名古屋での活躍が期待される柿谷曜一朗名古屋での活躍が期待される柿谷曜一朗1位=名古屋グランパス

 名古屋グランパスを率いるマッシモ・フィッカデンティ監督は2020年シーズン、GKミッチェル・ランゲラックを中心に堅牢なチームを作り上げた。リーグ最少失点を記録。イタリア人指揮官にとって、守備の植えつけはお手の物だ。

 J1制覇に向け、名古屋が必要とするのは得点力だろう。守備をベースにした戦いを、攻撃的にシフトするのは人を替えるしかない。単純に、得点力を備えた選手を獲得し、駒を増やすのが至上の策だ。

 その点、最高に近い補強になった。

 柿谷曜一朗(セレッソ大阪→)、齋藤学(川崎フロンターレ)の2人のアタッカーは貴重なカード。攻撃のバリエーションを生み出せるだろう。柿谷はムラがあるが、トップでプレーする強さもあり、ワンプレーで流れを変えられる。そして、齋藤のドリブルは相手に決定的ダメージを与えられる。

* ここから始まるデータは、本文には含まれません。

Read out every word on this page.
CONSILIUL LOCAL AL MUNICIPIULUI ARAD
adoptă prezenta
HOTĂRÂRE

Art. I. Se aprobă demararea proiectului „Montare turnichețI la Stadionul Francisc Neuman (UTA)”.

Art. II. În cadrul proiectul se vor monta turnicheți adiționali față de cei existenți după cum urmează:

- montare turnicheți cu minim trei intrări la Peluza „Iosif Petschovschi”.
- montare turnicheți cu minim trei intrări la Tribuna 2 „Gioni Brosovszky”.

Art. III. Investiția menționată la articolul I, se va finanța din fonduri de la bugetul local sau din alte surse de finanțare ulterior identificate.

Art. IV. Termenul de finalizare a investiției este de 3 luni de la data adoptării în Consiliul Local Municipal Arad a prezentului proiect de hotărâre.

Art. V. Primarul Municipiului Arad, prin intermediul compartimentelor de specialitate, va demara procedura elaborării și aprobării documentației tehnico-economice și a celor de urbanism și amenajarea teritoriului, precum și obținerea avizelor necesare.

 また、守備面も補強できた。MFジョアン・シミッチ(→川崎)の放出は痛いが、監督の信奉するプレースタイルとは合っていなかっただけに、大きなマイナスにはならないだろう。新戦力の長澤和輝(浦和レッズ→)は、中盤で堅実な働きができるはず。また、木本恭生(C大阪→)はボランチ、センターバックを兼務し、プレーにインテンシティを注入できる戦術的プレーヤーだ。

 額面どおりいけば、復権の準備は整ったが......。


2位=清水エスパルス

 清水エスパルスは、スペインの名将ミゲル・アンヘル・ロティーナ監督(C大阪→)と契約できたことが大きい。過去現在、Jリーグに来たスペイン人監督では格が違う。その仕事は堅実で論理的。守りを出発点に、ポジショニングや適切な判断をトレーニングで高められる。結果、試合を重ねるたびに少しずつ選手の力を引き上げられるのだ。

 ロティーナ監督の招聘は、在籍選手のレベルを上げることにつながり、有力選手の補強をはるかに超える。


3位=鹿島アントラーズ

 鹿島アントラーズの補強は新卒や下部組織昇格選手以外は、現時点でブラジル人のFWアルトゥール・カイキ(アル・シャバブ/サウジアラビア→)と、MFディエゴ・ピトゥカ(サントス/ブラジル→)の2人だけ。しかし、その"静けさ"がチームとしての盤石さを伝える。スカウティングに優れるチームならでは、獲得してきた選手が確実に戦力になっていて、若手の台頭も十分に予想されるだろう。

 ちなみに、カイキはビジョン、テクニックに優れ、相手のタイミングを外すプレーを得意とし、楽しみな新戦力だ。